A person may be predisposed to react negatively to stressful life events, Szthmary said. For a student the implications of early trauma may mean he or she will not be able to deal with stress because their defences have not had a chance to develop and mature.

Szthmary explained a student who has a depressive episode may not be able to fully overcome it. "They haven't had enough lessons in life to be able to recover from their state. People who haven't fully recuperated will continue on living with mental impairment that affects their social and career achievements," she said.

Jamie Wong, a third-year psychology student, said he agreed depression can happen to anybody if changes in life are too drastic. He also said the condition is dependent on a student's mind set and previous life experiences.

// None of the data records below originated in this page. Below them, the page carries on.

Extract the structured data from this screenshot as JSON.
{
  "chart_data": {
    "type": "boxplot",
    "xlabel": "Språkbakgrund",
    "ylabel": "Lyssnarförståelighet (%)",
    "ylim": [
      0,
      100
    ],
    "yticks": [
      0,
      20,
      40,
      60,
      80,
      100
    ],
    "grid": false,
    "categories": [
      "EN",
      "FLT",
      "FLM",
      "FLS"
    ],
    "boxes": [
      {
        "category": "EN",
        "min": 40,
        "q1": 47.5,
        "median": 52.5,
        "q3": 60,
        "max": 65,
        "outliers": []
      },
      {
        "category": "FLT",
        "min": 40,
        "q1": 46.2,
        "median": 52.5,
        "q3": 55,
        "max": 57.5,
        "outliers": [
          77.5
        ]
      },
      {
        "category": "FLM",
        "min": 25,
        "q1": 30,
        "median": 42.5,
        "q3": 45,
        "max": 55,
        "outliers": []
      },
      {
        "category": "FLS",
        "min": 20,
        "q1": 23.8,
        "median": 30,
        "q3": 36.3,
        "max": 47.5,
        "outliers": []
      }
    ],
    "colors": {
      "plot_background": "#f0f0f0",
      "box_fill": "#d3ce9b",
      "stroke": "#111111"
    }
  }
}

"There could be any reason for depression like breaking ties from high school. I am lucky, I am from London and all my friends are here," he added.

Depression occurring in the 18 to 25 age group especially, can have serious long term effects, Quinn said. In high school, a depressive episode can result in poor performance in school and failure to enter the university of choice. The negative effects continue in university. "It affects marks and has long term consequences such as not getting into biz school or med school," he said.

People suffering from depression cannot just stop feeling sad and get on with their life, as is sometimes believed, Martin said.

Russell explained counselling of a depressed person involves restructuring thinking and helping them deal with stress. The causes of distress are discussed and connection between the losses are established to allow the person to clearly see what is going on.

"Counselling gives a depressed person enough assistance and gives them better focus. [It] helps to develop problem solving that is required to cope," Russell said.

Well meaning friends should be careful to not get in over their heads, as they support a sufferer of depression, Quinn added. Students without a lot of support often fail to recognize their condition and seek proper treatment. "It's important not to feel you're the therapist."

Also, if a student does not recover or commits suicide, their friends may feel guilty. "Students will have support of friends, which is good, but this puts a lot of stress on the friend," Quinn said. "It's one thing to support, but it's another thing to take over."